For those of you caught up in the antics on Capitol Hill, you may not have noticed something this week that I found quite extraordinary. As of Friday morning, I was able to identify 18 companies that resumed paying or increased their dividends in this holiday-shortened week. Here they are:
|El Paso Pipeline Partners||EPB||12.5%|
|Spectra Energy Partners||SEP||2.5%|
The list is broad and covers all shapes and sizes of companies, from mega-cap Tech company Intel (NASDAQ:INTC) to companies many of us have never heard of. In any event, after a year of record slashing, with many companies cutting or eliminating their dividends, it is nice to see more optimism. I saw chatter of the resumption of share repurchase programs as well.

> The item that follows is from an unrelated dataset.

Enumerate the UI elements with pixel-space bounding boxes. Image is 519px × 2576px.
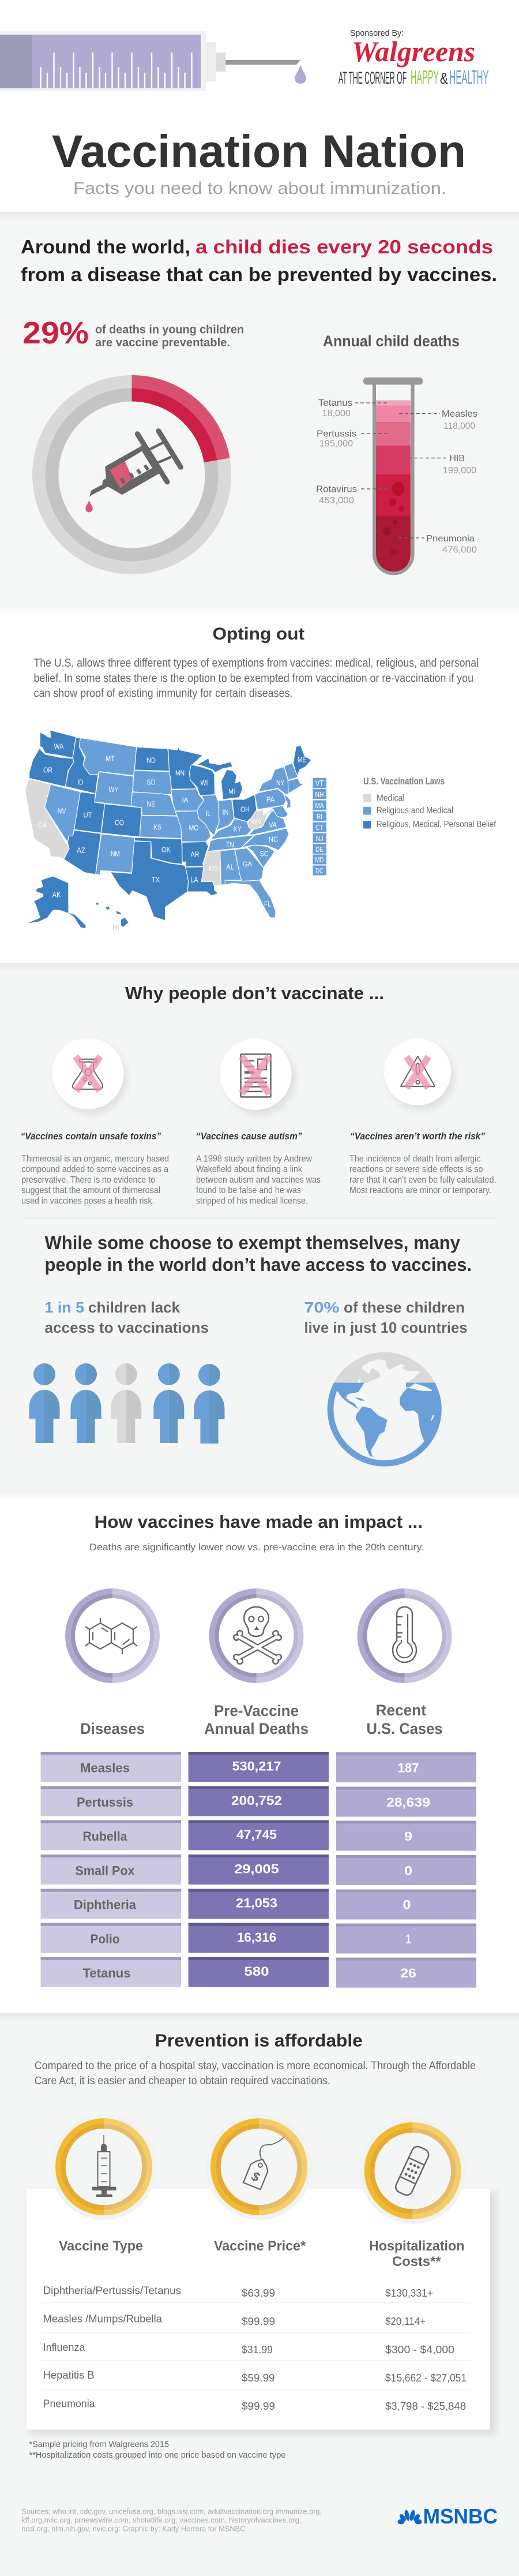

While it would be nice to say that this is the kind of sign that suggests a higher market, I wouldn't go that far. While on the one hand, capital-rich companies (though not all of these hikers fit that bill), are in a position to reward shareholders, there is a whole plethora of companies that need capital. In the table below are equity deals that were priced just this week:
|El Paso Pipeline Partners||EPB||$236|
|Hersha Hospitality Trust||HT||$155|
|Nordic American Tanker||NAT||$122|
|Fifth Street Finance||FSC||$77|
|China Marine Food Group||OTCPK:CMFO||$30|
It's so cliche (and self-serving) for stock pickers like me to say that this will be a year for the stock pickers, but it really is shaping up that way out of the gate. I am sticking to my strategy that I have shared since 2007 of focusing on companies with strong balance sheets and/or defensive businesses.